Nobody Really Knows Where They're Supposed To Go.
So. I'm digging quite a grave for myself. I guess it's not THAT bad. Especially since after last night, I think I can get over Ethan now. For real this time. So Ethan is my best friend. And I said a lot of weird things last night. Some of which I meant and some I didn't. I still want to MB with him. That's fun. I think I did get a little emotionally fucked with the on and off dating but it's alright. I'll get over that. It's going to take me a while before I actually feel completely comfortable in a relationship again though. But it's done.
So that grave.... well, Brad wants a relationship. I still haven't talked to him about it. But he hasn't broughten it up either! But I'm pretty sure that right now I don't want to be in a relationship. I just want to be single for a little while. And actually single. Not two weeks single.
Then there's Jeff. I don't like him. I'm pretty sure he doesn't like me. He just wants to hook up. I don't know if that's going to happen or not but now I feel a little awkward around him. Just a little though.
I wish James lived here. Not James Ryall obviously. This other James. He lives in Oregon and he's my cousin Chris' best friend. He used to live here but then his parents moved to Oregon. He's going to a junior college there but supposedly this year he's moving down to LA to go to APU with Chris.

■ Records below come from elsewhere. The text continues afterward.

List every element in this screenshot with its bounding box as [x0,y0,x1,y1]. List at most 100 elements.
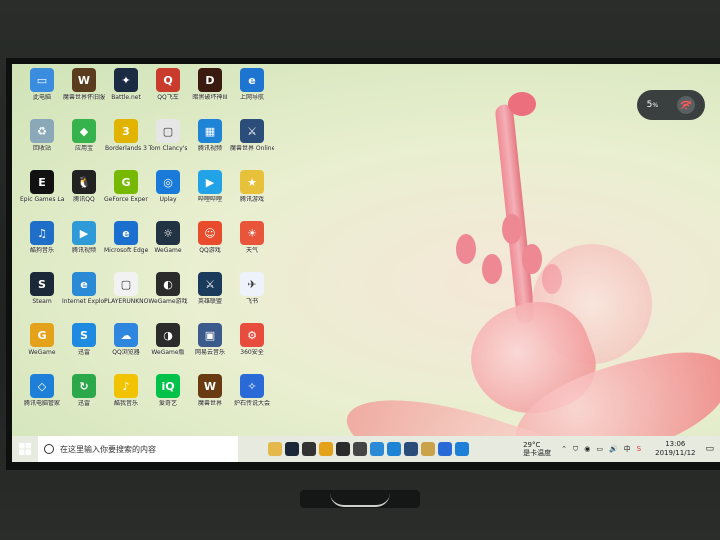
desktop-icon-label: 魔兽世界怀旧服 [62,94,105,101]
desktop-icon[interactable]: Q QQ飞车 [146,68,190,118]
tray-app-icon[interactable]: ◉ [584,445,590,453]
widget-unit: % [652,102,659,109]
desktop-icon[interactable]: ☁ QQ浏览器 [104,323,148,373]
desktop-icon[interactable]: S 迅雷 [62,323,106,373]
desktop-icon-label: Tom Clancy's [148,145,188,152]
desktop-icon[interactable]: ◆ 应用宝 [62,119,106,169]
ime-app-icon[interactable]: S [637,445,641,453]
desktop-icon[interactable]: e Microsoft Edge [104,221,148,271]
steam-icon[interactable] [285,442,299,456]
browser-icon[interactable] [387,442,401,456]
clock[interactable]: 13:06 2019/11/12 [655,440,695,458]
desktop-icon-label: 网易云音乐 [194,349,225,356]
windows-start-button[interactable] [12,436,38,462]
desktop-icon[interactable]: ★ 腾讯游戏 [230,170,274,220]
desktop-icon[interactable]: ☀ 天气 [230,221,274,271]
app-icon: ☺ [198,221,222,245]
desktop-icon[interactable]: iQ 爱奇艺 [146,374,190,424]
desktop-icon[interactable]: W 魔兽世界怀旧服 [62,68,106,118]
rog-logo-icon [330,493,390,507]
desktop-icon[interactable]: ▶ 哔哩哔哩 [188,170,232,220]
desktop-icon[interactable]: ☺ QQ游戏 [188,221,232,271]
desktop-icon[interactable]: ▢ PLAYERUNKNOWN'S BATTLEGROUNDS [104,272,148,322]
app-icon: ↻ [72,374,96,398]
app-icon: ◎ [156,170,180,194]
app-icon: ⚔ [198,272,222,296]
desktop-icon-label: 应用宝 [74,145,93,152]
app-icon: ⚔ [240,119,264,143]
desktop-icon[interactable]: e 上网导航 [230,68,274,118]
app-icon: e [114,221,138,245]
desktop-icon[interactable]: ▭ 此电脑 [20,68,64,118]
game-icon[interactable] [404,442,418,456]
desktop-icon[interactable]: ✦ Battle.net [104,68,148,118]
weather-desc: 是卡温度 [523,449,552,457]
taskbar-search-box[interactable]: 在这里输入你要搜索的内容 [38,436,238,462]
desktop-icon-label: 炉石传说大会 [233,400,270,407]
desktop-icon[interactable]: ▣ 网易云音乐 [188,323,232,373]
network-icon[interactable]: ▭ [596,445,603,453]
desktop-icon[interactable]: ♫ 酷狗音乐 [20,221,64,271]
desktop-icon[interactable]: ▢ Tom Clancy's [146,119,190,169]
desktop-icon[interactable]: 🐧 腾讯QQ [62,170,106,220]
desktop-icon-label: 哔哩哔哩 [197,196,222,203]
wallpaper-stamen [456,234,476,264]
desktop-icon[interactable]: ◇ 腾讯电脑管家 [20,374,64,424]
desktop-icon[interactable]: W 魔兽世界 [188,374,232,424]
desktop-icon[interactable]: ◎ Uplay [146,170,190,220]
desktop-icon-label: WeGame游戏 [148,298,188,305]
desktop-icon-label: Borderlands 3 [105,145,147,152]
desktop-icon[interactable]: ⚔ 魔兽世界 Online [230,119,274,169]
desktop-icon[interactable]: ⚙ 360安全 [230,323,274,373]
desktop-icon[interactable]: ♪ 酷我音乐 [104,374,148,424]
desktop-icon-label: QQ浏览器 [112,349,140,356]
desktop-icon[interactable]: D 暗黑破坏神III [188,68,232,118]
shield-icon[interactable]: ⛉ [573,445,578,454]
desktop-icon[interactable]: G GeForce Experience [104,170,148,220]
desktop-icon[interactable]: ▦ 腾讯视频 [188,119,232,169]
desktop-icon[interactable]: S Steam [20,272,64,322]
app-icon: G [114,170,138,194]
game-icon[interactable] [438,442,452,456]
browser-icon[interactable] [455,442,469,456]
desktop-icon[interactable]: ↻ 迅雷 [62,374,106,424]
desktop-icon[interactable]: E Epic Games Launcher [20,170,64,220]
desktop-icon[interactable]: 3 Borderlands 3 [104,119,148,169]
app-icon: D [198,68,222,92]
desktop-icon[interactable]: ☼ WeGame [146,221,190,271]
desktop-icon[interactable]: ✈ 飞书 [230,272,274,322]
tray-arrow-icon[interactable]: ⌃ [561,445,567,453]
wifi-off-icon[interactable] [677,96,696,114]
desktop-icon[interactable]: ✧ 炉石传说大会 [230,374,274,424]
desktop-icon[interactable]: ◑ WeGame版 [146,323,190,373]
desktop-icon-label: 回收站 [32,145,51,152]
desktop-icon[interactable]: G WeGame [20,323,64,373]
desktop-icon[interactable]: ◐ WeGame游戏 [146,272,190,322]
network-speed-widget[interactable]: 5% [637,90,705,120]
app-icon: e [240,68,264,92]
desktop-icon-label: 腾讯视频 [71,247,96,254]
app-icon[interactable] [336,442,350,456]
desktop-icon[interactable]: ⚔ 英雄联盟 [188,272,232,322]
volume-icon[interactable]: 🔊 [609,445,618,453]
ime-indicator[interactable]: 中 [624,444,631,454]
file-explorer-icon[interactable] [268,442,282,456]
app-icon: ▢ [114,272,138,296]
taskbar-pinned-apps [268,442,469,456]
notification-icon[interactable]: ▭ [705,444,714,454]
app-icon: ✈ [240,272,264,296]
app-icon: ⚙ [240,323,264,347]
desktop-icon[interactable]: e Internet Explorer [62,272,106,322]
battlenet-icon[interactable] [302,442,316,456]
game-icon[interactable] [421,442,435,456]
wegame-icon[interactable] [319,442,333,456]
search-placeholder: 在这里输入你要搜索的内容 [60,444,156,454]
desktop-icon[interactable]: ♻ 回收站 [20,119,64,169]
weather-widget[interactable]: 29°C 是卡温度 [523,441,551,457]
desktop-icon[interactable]: ▶ 腾讯视频 [62,221,106,271]
desktop-icon-label: QQ游戏 [199,247,221,254]
app-icon: ▶ [72,221,96,245]
app-icon[interactable] [353,442,367,456]
uplay-icon[interactable] [370,442,384,456]
desktop-icon-label: 英雄联盟 [197,298,222,305]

So our story is very short but god, if he lived here, it could possibly have worked out. So this last Thanksgiving is when I actually got to spend time with him. He comes to all Bunting family parties. So he came to Thanksgiving and we all hung out and I had to leave for a little while but then I came back and Chris, James, Laura, and I went to Jordan's house for dessert like always. We all hung out in Jordan's room and James and I became more comfortable with each other and started being flirty. Then we all decided that it would be fun to wait outside Best Buy all night for the laptop sale. So the four of us (not Jordan) went to Best Buy and hung out ALL night together. It was super cold too so we were all huddled together. (me next to James). So that was that. He went back to Oregon and that was sad.
So he's come home two or three times more since then but I am always busy (or dating someone) when he comes back. I guess he always bothers Laura about me though when he comes home and asks me to hang out. The most recent being a couple of days ago at Laura's birthday party. So it's hard for James to remember all of the Buntings (I don't blame him.) but my mom went up to him and introduced herself and he stared blankly and then when she told him that she was my mom, he perked up instantly and supposedly got a huge smile on his face and looked around and asked where I was. I had JUST left. Goddamn camping. So then my mom told me later and asked what it was all about because she didn't know. So that's that. James. The boy I'm supposed to marry. I've never told anyone that. And this entry became super long. But even though James and I only spent one night together, and nothing happened, I would give a lot to get to know him even more. He's wonderful. HOOK ME UP LAURA! (I don't think she reads this, haha) Ciao.